Subsidie als bedoeld in artikel 4, eerste lid, wordt verstrekt indien in het VEBO- of VEVO-convenant minimaal de navolgende zaken geregeld zijn:
in het convenant wordt overeengekomen dat genoemde school per school(locatie) waarvoor subsidie gevraagd wordt, een leerkracht/docent aanwijst die ten minste één niet lesgebonden lesuur per week als verkeerscoördinator onderwijs actief is en in deze tijd deelneemt aan het verkeerseducatie netwerk in gemeente en/of regio en activiteiten op het gebied van verkeerseducatie coördineert, opzet of uitvoert.
De subsidieontvanger dient de subsidiegelden vóór 1oktober van het schooljaar waar de subsidie betrekking op heeft aan de scholen over te maken.
Gedeputeerde Staten voornoemd
de voorzitter, dhr. drs. Th.J.F.M. Bovens
secretaris dhr. mr. A.C.J.M. de Kroon
Toelichting Nadere subsidieregels Verkeerseducatie 2016 Algemeen De subsidieregeling wordt in nauwe samenwerking met het Regionaal Orgaan Verkeersveiligheid Limburg (ROVL) uitgevoerd op basis van een gelabelde doeluitkering verkeersveiligheid. Het ROVL heeft in het Uitvoeringsprogramma Verkeersveiligheid (UPV) 2015-2017 het belang uitgesproken van continuering en uitbreiding van VEBO- en VEVO-convenanten. ROVL wil de gemeenten en scholen die de convenanten gezamenlijk afsluiten hierbij financieel ondersteunen in de vorm van een subsidie.

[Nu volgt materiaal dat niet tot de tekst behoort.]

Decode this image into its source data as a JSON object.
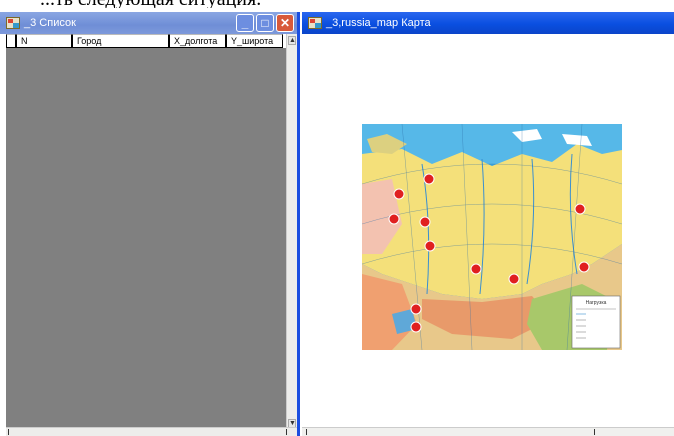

Het Limburgs Verkeersveiligheidslabel is een keurmerk dat verleend wordt aan scholen die voldoen aan een aantal criteria op het gebied van verkeersveiligheid. De lijst met criteria is op te zoeken via www.rovl.nl. Dit keurmerk wordt periodiek geëvalueerd door/ namens het ROVL. Deze methode omvat ook de verkeerseducatie en vormt de inhoudelijke basis voor deze nadere subsidieregels.
De uitvoering van verkeerseducatieve activiteiten op scholen verloopt per schooljaar. De verkeerscoördinator van de betrokken gemeente kan eenmaal per jaar de aanvragen verzamelen en deze tot 31 mei indienen. Deze aanvragen hebben betrekking op het schooljaar dat start in het jaar van de aanvraag. De scholen plannen hun activiteiten voor het nieuwe schooljaar doorgaans in de periode maart-april van het lopende schooljaar. Verkeerseducatieve activiteiten kunnen derhalve in die planning opgenomen worden en de daarvoor bedoelde subsidie kan vóór de periode waarin de activiteiten plaats zullen vinden worden aangevraagd.
Artikel 4 Een convenant kan afgesloten worden voor meerdere scholen. Deze mogelijkheid is in het leven geroepen omdat door fusies vaak meerdere scholen onder een bestuur zijn samengebracht. Strikt formeel zou er dan sprake zijn van 1 school. Als dit het geval is dan dient in het convenant en/of de subsidieaanvraag expliciet aangegeven te worden voor welke scholen dan wel voor welke locaties, subsidie aangevraagd wordt. Voor elke school en/of locatie waarvoor subsidie wordt aangevraagd, dient ook een verkeerscoördinator onderwijs benoemd te worden. Of, er dient voor de betrokken scholen een gezamenlijke verkeerscoördinator onderwijs benoemd te worden met een overeenkomstig aantal uren. Richtlijn is 1 uur per week per locatie.